CHIDEYA: So obviously, a lot of effect there. But there might be help for Almetia and other sufferers. Researchers in Scotland announced a breakthrough. They say they're developing a compound capable of stopping, even reversing the deterioration of brain cells. How big is this discovery?

Dr. WALKS: Well, it would be huge. If this was available for people, it would be huge. When you look at the article, they say they're using a living model. When they say that, it means it's not humans yet that they're testing this on. So we're probably some distance away from that sort of a breakthrough but absolutely this would be huge.

CHIDEYA: Tell us about some of advances in diagnoses?

Dr. WALKS: Well, there are a lot of things happening and it used to be, when I went to medical school a hundred years ago, they taught us that Alzheimer's was a diagnosis you make at autopsy. And after you rule everything else out, then you say it probably is. We've gone light years from that.

We are - we're looking at folks being able to come into the doctor and say, you know, my memory, I don't think is as good as it used to be, and we have new tests we can give in a matter of five to 10 minutes that can help diagnose something called minimal cognitive impairment. And if you have that minimal impairment, what it does tells us now is about half of the people who have that today, within five years, they may develop Alzheimer's disease.

So again, we have a diagnostic test where you can get early indications about where you may be heading and if that is the case, then there are medications that people can get early on to help them manage the disease, like so many other things we talk about, early diagnosis, early intervention, better outcome.

CHIDEYA: I want to transition again to something that's very personal to you. We don't often get to see you face to face here in our studios but you're here for a sad reason and you made something positive out of it. Tell us about that.

Dr. WALKS: Well, I had a very good friend, a lifelong friend who just passed a few days ago from prostate cancer. And this is a guy that did everything right and I have permission from his family to talk about it. This is a guy, a huge physical specimen, former Harlem Globetrotter, tremendous individual, always healthy, always health conscious, died from prostate cancer before the age of 50.
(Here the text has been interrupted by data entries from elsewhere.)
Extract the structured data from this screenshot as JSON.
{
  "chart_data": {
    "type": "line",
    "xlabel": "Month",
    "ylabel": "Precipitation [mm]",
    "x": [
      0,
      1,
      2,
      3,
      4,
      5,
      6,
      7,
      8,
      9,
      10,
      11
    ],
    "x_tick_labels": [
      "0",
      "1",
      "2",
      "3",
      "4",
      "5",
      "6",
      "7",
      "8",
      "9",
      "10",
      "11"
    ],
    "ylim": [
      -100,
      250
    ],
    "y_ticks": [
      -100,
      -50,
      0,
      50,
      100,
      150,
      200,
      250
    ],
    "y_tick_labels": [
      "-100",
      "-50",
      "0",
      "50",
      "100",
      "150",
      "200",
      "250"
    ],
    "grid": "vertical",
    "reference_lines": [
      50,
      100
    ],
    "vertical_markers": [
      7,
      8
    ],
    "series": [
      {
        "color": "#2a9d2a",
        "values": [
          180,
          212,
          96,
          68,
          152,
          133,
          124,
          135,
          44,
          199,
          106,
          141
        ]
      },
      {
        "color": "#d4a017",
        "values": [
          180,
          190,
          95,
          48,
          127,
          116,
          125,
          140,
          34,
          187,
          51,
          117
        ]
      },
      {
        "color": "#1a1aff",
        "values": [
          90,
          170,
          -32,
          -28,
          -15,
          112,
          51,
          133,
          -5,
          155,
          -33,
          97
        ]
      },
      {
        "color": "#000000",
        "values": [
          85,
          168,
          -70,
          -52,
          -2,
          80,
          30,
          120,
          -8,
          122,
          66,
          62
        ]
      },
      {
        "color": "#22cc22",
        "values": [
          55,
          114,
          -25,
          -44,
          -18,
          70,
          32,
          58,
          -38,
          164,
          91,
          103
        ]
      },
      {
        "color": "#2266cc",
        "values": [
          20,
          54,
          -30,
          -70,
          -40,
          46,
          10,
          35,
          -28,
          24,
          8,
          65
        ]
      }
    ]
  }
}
Now we tell people all the time, when you get to 50, you see your doctor, you get your prostate checked. This is a gentleman that did everything right and still passed before the age of 50.

And so my message is, if anyone in your family has had prostate cancer, if there's any reason for you to believe that you're having some problems with how quickly you have to go to the bathroom and those kinds of things, get to your doctor, get diagnosed early, and don't let your doctor tell you, well, don't worry about this until later on. If you're between the ages of 40 and older than 40, get to your doctor and begin the conversation about it.

CHIDEYA: So how important is getting this message from friends and trusted people, social marketing?

Dr. WALKS: Well, we have this thing, you know, the brothers, we're not about to get this digital rectal exam. It's just not happening. And I think that we have to get past that and one of the ways we get past it is the social marketing.

The women in our lives, our boys, our dogs, whatever, if we are telling each other, hey, you know what? Man, I got mine. I don't want you to get yours. And the message from my friend is I wouldn't want anybody else to go through this. And I think that's something we have to tell each other.

CHIDEYA: Well, again, Dr. Walks, thank you so much for sharing this message.

Dr. WALKS: Good to be here. Thank you.

CHIDEYA: Dr. Ivan Walks is chief executive officer of Ivan Walks and Associates. He's also the former chief health officer of the District of Columbia and he was here in our NPR West studios.